SAO PAULO — Newly installed President Jair Bolsonaro targeted Brazil’s indigenous groups, descendants of slaves and the LGBT community with executive orders in the first hours of his administration, moving quickly after a campaign in which the far-right leader said he would radically overhaul many aspects of life in Latin America’s largest nation.

Sao Paulo’s stock market, meanwhile, jumped 3.56 percent to a record closing of 91,012 points as new Cabinet ministers reinforced the intent to privatize state-owned companies and a Brazilian arms maker benefited from Bolsonaro’s plans to loosen gun controls. Similar spikes in stock prices also occurred during the presidential campaign.

One of the orders issued late Tuesday, hours after Bolsonaro’s inauguration, likely will make it all but impossible for new lands to be identified and demarcated for indigenous communities. Areas set aside for “Quilombolas,” as descendants of former slaves are known, also are affected by the decision.

Another order removed the concerns of the LGBT community from consideration by the new human rights ministry.

In a move favorable to his allies in agribusiness, which have criticized giving large swaths of lands to indigenous peoples, Bolsonaro transferred the responsibilities for delineating indigenous territories from the Justice Ministry to the Agriculture Ministry. The new agriculture minister, Tereza Cristina, is part of the agribusiness caucus in Brazil’s lower house and has opposed requests from native communities.

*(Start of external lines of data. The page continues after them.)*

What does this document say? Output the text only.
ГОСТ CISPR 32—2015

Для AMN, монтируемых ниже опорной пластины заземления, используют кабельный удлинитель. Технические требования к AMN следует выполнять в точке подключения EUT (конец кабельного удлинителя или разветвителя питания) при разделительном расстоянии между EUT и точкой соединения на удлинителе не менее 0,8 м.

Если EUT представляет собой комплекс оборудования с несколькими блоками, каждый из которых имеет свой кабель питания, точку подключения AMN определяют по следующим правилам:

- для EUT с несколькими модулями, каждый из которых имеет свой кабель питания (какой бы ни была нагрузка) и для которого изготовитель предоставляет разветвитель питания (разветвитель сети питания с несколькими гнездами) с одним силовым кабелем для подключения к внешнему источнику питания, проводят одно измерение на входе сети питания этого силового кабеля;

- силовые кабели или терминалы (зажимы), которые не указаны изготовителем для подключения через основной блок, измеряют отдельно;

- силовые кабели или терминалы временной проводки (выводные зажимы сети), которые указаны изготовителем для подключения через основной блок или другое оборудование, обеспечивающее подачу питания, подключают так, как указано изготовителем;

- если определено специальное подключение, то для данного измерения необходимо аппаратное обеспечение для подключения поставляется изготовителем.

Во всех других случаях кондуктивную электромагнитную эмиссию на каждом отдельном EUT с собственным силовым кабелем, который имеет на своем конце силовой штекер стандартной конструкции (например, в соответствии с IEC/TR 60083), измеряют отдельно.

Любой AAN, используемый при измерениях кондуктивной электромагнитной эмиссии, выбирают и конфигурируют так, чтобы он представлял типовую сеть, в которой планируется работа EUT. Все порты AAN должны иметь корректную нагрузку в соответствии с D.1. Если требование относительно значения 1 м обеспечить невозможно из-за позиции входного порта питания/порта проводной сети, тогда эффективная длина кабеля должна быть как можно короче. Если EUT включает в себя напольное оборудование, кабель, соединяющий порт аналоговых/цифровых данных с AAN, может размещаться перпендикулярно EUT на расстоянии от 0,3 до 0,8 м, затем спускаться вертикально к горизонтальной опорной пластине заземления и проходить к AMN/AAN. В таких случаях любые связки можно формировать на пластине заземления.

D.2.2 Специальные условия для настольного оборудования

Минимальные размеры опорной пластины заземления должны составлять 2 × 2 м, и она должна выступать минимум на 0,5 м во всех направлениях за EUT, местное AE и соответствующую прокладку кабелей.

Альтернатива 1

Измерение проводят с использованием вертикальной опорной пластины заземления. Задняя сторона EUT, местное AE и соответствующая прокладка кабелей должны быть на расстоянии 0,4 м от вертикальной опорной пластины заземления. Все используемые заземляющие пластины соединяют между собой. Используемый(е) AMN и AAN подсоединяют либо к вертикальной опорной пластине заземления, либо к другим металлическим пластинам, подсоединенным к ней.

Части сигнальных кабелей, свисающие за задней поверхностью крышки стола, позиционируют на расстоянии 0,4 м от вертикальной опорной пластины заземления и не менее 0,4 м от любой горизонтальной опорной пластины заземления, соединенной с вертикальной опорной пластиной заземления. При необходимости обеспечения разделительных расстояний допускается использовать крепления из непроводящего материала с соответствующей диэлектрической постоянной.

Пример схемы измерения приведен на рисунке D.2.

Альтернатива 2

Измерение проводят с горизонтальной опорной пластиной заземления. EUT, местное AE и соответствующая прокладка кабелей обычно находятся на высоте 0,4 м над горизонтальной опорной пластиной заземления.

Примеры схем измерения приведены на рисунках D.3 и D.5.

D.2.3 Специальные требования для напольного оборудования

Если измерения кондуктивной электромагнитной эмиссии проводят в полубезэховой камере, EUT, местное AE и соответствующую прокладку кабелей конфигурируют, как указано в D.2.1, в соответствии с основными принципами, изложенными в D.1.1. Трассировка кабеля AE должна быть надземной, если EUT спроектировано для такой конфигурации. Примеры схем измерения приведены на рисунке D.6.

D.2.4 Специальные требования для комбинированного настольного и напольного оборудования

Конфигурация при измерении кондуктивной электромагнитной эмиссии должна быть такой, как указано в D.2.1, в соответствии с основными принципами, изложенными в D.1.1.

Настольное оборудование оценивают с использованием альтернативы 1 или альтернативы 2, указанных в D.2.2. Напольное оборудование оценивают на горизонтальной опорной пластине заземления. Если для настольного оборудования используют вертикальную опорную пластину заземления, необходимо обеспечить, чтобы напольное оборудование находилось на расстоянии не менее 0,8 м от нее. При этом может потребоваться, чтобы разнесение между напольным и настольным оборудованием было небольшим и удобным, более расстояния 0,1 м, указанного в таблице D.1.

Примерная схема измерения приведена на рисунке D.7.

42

Bolsonaro, a former army captain and longtime congressman, said during his presidential campaign that he would stop making what he calls concessions to native Brazilians and Quilombolas.

“Less than one million people live in those places isolated from the real Brazil,” he tweeted Wednesday. “They are explored and manipulated by nonprofits. Together we will integrate those citizens and give value to all Brazilians.”

Observatorio do Clima, a network of 45 Brazilian civil society groups, criticized the executive orders, calling them “only the first step on meeting Bolsonaro’s campaign promises of dismantling environmental governance, stripping indigenous peoples of their rights and opening up indigenous lands for business.”